Gestaltet SW auch seine eigene Produktion nach den Prinzipien von Industrie 4.0?

Konkret geht es um die Digitalisierung von Geschäftsabläufen. Ob nun bei der Konfiguration von Maschinen im Vertrieb, einer automatisierten Stücklistenerstellung, einer hochflexiblen Fertigungssteuerung und Materialbeschaffung oder der Bereitstellung von Daten zur jeweils gelieferten Maschine als "Digitaler Zwilling". Der Kraftakt hierfür ist immens, aber wir sagen ja, unbedingt, und machen das.

Haben die für die Kunden produzierten Maschinen die entsprechenden Eigenschaften?

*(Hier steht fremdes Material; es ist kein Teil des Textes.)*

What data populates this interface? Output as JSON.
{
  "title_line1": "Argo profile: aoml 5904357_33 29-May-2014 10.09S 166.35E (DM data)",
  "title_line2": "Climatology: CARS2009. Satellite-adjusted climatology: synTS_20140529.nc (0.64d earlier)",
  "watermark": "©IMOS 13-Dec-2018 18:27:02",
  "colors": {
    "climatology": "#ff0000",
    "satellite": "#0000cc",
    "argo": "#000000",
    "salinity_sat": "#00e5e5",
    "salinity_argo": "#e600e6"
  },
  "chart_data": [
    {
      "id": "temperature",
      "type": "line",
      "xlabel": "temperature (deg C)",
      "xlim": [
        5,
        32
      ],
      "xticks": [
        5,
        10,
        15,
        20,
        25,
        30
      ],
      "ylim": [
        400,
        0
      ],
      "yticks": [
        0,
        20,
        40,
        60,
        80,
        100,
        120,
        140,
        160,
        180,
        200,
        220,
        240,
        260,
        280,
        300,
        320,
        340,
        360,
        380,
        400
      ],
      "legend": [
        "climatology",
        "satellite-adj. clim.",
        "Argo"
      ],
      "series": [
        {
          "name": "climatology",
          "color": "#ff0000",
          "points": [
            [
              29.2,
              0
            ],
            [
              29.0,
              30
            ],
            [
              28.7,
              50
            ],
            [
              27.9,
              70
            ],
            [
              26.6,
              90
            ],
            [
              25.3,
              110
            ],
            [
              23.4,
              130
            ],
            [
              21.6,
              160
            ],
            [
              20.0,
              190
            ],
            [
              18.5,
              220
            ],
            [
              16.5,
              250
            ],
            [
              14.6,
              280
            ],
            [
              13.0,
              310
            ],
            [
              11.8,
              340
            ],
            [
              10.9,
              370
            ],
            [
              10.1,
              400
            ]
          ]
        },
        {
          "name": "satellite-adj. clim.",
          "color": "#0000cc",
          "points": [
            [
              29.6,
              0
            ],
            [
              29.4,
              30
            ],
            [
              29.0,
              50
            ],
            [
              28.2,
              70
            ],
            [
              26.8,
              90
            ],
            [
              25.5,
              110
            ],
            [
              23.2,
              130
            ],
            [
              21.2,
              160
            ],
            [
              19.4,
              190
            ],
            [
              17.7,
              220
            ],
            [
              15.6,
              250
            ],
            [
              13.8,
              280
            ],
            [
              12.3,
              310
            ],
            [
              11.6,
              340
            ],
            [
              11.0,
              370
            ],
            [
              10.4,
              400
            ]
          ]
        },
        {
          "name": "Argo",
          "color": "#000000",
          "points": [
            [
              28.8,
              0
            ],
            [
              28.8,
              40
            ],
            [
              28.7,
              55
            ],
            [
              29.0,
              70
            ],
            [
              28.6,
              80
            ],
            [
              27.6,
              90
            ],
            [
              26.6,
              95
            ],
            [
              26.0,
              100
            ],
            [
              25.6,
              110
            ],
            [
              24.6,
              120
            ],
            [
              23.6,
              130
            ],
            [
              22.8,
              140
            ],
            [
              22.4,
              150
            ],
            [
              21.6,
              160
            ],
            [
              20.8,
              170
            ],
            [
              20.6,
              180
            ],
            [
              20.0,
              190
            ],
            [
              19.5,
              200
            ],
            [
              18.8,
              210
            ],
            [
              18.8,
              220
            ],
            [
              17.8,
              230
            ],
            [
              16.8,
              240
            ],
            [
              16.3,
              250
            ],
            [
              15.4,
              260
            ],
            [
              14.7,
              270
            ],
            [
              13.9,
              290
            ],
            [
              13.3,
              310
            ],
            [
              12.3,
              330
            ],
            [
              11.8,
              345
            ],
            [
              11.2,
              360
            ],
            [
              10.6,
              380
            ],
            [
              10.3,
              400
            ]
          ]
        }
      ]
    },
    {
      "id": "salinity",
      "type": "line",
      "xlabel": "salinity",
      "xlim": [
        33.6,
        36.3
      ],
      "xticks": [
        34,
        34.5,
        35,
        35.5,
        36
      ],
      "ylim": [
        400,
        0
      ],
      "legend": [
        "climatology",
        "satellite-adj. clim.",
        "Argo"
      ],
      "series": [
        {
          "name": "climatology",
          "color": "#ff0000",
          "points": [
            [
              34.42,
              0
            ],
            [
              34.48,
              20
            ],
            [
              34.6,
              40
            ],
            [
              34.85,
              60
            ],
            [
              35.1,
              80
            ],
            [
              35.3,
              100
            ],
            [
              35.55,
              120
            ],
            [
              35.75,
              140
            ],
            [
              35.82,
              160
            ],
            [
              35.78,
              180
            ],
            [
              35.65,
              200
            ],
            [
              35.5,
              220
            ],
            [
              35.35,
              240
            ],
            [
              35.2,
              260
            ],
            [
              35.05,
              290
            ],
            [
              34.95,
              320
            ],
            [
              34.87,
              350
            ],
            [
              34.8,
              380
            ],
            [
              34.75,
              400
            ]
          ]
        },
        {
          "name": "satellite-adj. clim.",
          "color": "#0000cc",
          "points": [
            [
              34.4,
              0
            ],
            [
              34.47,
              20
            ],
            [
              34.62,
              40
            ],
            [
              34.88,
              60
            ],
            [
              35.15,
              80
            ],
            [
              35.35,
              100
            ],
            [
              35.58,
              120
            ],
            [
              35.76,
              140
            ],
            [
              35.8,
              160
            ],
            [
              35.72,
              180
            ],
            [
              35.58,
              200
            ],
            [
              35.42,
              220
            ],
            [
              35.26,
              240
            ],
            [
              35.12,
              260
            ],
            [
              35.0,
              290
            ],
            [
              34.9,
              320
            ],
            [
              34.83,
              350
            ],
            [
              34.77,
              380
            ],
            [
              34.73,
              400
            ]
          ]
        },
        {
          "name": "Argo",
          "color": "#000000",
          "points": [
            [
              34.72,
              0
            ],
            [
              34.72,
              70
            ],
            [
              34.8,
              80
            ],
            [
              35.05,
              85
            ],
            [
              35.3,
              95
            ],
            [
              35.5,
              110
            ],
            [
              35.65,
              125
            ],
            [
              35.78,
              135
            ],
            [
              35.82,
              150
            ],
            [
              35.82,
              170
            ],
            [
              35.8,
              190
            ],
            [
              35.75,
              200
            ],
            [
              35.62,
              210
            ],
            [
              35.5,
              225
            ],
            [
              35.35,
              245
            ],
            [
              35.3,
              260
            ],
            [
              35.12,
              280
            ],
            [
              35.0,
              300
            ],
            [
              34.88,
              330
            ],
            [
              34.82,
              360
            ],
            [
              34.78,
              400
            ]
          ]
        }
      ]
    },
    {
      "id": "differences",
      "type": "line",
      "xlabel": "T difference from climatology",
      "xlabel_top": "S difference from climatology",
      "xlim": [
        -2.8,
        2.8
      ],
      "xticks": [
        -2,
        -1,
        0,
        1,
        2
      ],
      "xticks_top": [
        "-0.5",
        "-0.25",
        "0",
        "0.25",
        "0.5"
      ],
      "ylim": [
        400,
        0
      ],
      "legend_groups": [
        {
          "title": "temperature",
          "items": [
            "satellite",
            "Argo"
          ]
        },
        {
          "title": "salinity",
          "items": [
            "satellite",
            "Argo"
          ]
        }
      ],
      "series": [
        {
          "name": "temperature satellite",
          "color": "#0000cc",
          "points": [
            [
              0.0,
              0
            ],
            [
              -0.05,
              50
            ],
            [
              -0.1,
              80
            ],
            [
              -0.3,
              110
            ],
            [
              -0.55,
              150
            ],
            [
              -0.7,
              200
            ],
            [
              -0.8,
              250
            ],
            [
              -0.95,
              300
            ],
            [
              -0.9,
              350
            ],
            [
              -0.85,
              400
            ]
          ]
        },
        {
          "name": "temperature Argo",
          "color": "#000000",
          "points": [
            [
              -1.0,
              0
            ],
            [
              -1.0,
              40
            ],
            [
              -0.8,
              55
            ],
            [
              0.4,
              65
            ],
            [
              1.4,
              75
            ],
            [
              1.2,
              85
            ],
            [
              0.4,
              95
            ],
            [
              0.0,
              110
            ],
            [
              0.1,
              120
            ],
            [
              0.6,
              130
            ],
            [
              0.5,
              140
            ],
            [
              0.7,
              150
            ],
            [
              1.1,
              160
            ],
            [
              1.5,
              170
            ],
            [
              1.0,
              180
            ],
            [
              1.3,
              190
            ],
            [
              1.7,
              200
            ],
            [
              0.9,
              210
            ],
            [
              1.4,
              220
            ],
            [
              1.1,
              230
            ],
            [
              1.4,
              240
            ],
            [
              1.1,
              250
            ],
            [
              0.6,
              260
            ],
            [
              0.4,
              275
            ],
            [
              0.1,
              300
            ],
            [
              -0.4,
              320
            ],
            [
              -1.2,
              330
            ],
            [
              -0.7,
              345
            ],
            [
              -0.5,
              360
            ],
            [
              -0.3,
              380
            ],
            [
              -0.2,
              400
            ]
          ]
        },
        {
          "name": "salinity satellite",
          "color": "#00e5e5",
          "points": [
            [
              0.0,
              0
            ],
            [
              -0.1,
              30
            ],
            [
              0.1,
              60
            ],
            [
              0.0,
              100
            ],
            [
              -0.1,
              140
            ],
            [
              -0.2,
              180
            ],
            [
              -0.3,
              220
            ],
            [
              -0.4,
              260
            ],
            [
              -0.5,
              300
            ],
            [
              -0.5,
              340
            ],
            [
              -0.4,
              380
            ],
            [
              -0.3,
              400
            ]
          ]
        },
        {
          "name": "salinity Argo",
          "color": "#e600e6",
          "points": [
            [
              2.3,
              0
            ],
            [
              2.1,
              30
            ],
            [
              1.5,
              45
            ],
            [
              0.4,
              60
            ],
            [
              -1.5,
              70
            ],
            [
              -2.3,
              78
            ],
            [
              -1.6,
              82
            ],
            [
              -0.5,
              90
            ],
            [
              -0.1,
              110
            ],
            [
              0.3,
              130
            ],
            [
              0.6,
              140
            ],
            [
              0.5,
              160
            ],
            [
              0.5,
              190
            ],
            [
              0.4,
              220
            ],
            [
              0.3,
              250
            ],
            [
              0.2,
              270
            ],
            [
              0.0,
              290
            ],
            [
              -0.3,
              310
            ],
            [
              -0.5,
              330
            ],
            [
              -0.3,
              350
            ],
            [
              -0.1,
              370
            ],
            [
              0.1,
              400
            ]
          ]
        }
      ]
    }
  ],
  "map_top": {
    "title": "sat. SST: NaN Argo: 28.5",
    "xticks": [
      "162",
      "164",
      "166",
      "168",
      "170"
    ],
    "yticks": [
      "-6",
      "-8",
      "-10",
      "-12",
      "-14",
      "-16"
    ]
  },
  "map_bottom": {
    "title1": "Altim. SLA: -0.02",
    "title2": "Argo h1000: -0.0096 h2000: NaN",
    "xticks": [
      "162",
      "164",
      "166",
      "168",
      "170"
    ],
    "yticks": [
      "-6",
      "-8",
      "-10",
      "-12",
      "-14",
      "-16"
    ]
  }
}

Ja, bei uns schon. Seit mehr als zehn Jahren verbinden wir unsere Maschinen mit einer leistungsfähigen Diagnoseplattform und können bis auf die Ereignisebene – inklusive alle Details – eine Maschine genauestens untersuchen. Zudem tragen SW-Maschinen seit Kurzem eine noch leistungsfähigere "Analytics-Engine" in sich, um in der Maschine und in Echtzeit maschineninterne Datenflüsse zu analysieren. Diese Option rund um ein "Datencockpit" ermöglicht unseren Kunden, ihre Produktion ein Stück näher an Industrie 4.0 heranzubringen.

Hilft SW ihren Kunden dabei, wie sie die Kurve zu Industrie 4.0 nehmen können?

Wir bieten seit knapp drei Jahren Beratung zur Materialflussplanung und Fabriksimulationen als Dienstleistung an und haben innovative Pilotprojekte am Laufen.

Ist "Künstliche Intelligenz" (KI) dabei nur ein weiteres neues Schlagwort wie Industrie 4.0 und Digitalisierung oder ein Hype mit Substanz?

Digitalisierung ist kein Schlagwort mehr, es ist ein Muss und schafft Voraussetzungen, um Industrie 4.0 umsetzen zu können. KI hilft dabei, automatisiert und schnell aus vielen Daten Folgerungen zu ziehen und Entscheidungen zu treffen oder sie vorzubereiten. Erste Forschungsprojekte in Richtung "Machine Learning" (Erkennen von Mustern) und KI sind in Verbindung mit "Data-Analytics" (Analyse großer Datenmengen) bereits am Laufen.  Die Fragen stellte Johannes Fritsche.